Your statements seem reasonable but then I read the part about the reference counting in sysfs which I have actually worked with in detail and I stare in disbelief.
Placing the extra bit of information in s_flags does not work because that breaks the atomic nature of the current test.
Furthermore you have missed one of the most interesting bits about the reference counting in sysfs. Holding just about any lock when removing a sysfs file and by extention a kobject or struct device is a fun way to dead lock the kernel without lockdep having a clue.
Posted Jun 9, 2009 12:15 UTC (Tue) by neilbrown (subscriber, #359)
[Link]
Hi.
Thanks for your comments!
Your "furthermore" observation about locks is probably quite true. However I cannot see exactly how it is relevant. I'm not advocating adding any locks in there.
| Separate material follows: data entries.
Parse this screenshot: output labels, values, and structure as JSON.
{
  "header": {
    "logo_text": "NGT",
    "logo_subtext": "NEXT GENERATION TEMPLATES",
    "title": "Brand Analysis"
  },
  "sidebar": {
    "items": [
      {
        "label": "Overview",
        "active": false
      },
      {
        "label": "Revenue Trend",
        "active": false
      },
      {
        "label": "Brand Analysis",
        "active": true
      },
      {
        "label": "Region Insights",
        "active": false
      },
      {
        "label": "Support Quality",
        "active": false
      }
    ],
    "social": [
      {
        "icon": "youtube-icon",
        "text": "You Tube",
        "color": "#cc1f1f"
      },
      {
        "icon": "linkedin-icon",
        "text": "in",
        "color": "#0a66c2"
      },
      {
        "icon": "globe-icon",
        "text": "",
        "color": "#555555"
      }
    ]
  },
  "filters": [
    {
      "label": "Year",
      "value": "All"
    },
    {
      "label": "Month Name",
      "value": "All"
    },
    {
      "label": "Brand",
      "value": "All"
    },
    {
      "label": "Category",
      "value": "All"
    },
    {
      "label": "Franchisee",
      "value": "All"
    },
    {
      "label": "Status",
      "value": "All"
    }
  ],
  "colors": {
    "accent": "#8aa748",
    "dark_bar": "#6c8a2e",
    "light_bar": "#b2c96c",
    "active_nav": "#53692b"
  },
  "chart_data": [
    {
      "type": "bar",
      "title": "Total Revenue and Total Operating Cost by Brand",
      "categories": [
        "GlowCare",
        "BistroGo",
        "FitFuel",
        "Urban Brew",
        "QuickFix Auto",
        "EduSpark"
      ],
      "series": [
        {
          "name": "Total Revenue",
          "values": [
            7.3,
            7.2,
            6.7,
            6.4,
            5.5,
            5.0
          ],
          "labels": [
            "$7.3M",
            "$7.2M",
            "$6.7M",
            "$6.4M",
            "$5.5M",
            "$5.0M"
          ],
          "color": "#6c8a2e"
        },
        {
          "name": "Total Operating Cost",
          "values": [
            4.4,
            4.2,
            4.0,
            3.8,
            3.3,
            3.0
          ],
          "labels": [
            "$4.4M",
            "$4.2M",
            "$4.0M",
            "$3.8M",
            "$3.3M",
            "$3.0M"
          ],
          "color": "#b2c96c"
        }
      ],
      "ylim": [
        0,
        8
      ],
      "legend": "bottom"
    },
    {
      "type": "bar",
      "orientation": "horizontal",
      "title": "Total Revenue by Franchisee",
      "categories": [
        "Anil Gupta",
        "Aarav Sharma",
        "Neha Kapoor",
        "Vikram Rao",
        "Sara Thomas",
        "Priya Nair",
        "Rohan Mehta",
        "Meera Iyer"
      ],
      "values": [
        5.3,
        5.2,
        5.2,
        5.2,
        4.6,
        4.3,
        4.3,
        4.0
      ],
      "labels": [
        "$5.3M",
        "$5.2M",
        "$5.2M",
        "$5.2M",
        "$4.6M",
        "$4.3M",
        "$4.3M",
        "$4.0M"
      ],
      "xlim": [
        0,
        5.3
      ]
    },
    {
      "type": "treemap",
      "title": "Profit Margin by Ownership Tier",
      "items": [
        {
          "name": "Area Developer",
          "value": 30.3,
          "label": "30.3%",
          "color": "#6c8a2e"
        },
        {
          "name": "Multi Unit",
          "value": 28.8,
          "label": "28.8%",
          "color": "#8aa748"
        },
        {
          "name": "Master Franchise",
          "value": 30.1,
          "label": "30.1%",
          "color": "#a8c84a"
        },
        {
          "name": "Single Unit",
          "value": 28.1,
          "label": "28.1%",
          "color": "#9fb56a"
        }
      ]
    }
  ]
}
Your statement that placing the information in s_flags "does not work" is one that I don't agree with. Seeing I didn't include this among the exercises, I will give the reason here.
Let us hypothesise a flag SYS_FLAG_ACTIVE which is set at the same time
that s_active is set to 0. This flag indicates that the entry is 'active'
and it implies a counted reference on the sysfs_dirent. So instead
of initialising s_active to 0, we initialise it to 1 (which is more in
keeping with the kref pattern anyway).
In place of the (rather complex) loop in sysfs_get_active, we have the
code
if (test_bit(SYS_FLAG_ACTIVE, &sd->s_flags)
&& atomic_inc_not_zero(&sd->s_active))
return sd;
else
return NULL;
Note that clearing the ACTIVE bit requires that we drop the reference
that it implies. If that was the last reference we don't need to
wait for any completion.
Finally sysfs_put_active becomes:
if (atomic_dec_and_test(&sd->s_active)) {
struct completion *cmpl = (void*)sd->s_sibling;
complete(cmpl);
}
A few moments thought shows that this now allows us to make sysfs_deactivate even
simpler.
This calls "complete" and then "wait_for_completion" in the same
thread, which is a bit unusual, but should work perfectly.
Providing support for atomic_inc_not_zero were added to kref (which
I have already advocated), this would allow s_active to become
a kref.
I believe the net result of these changes would be that the code is easier
to understand, and hence harder to break at a later date. They do not
change the functionality at all.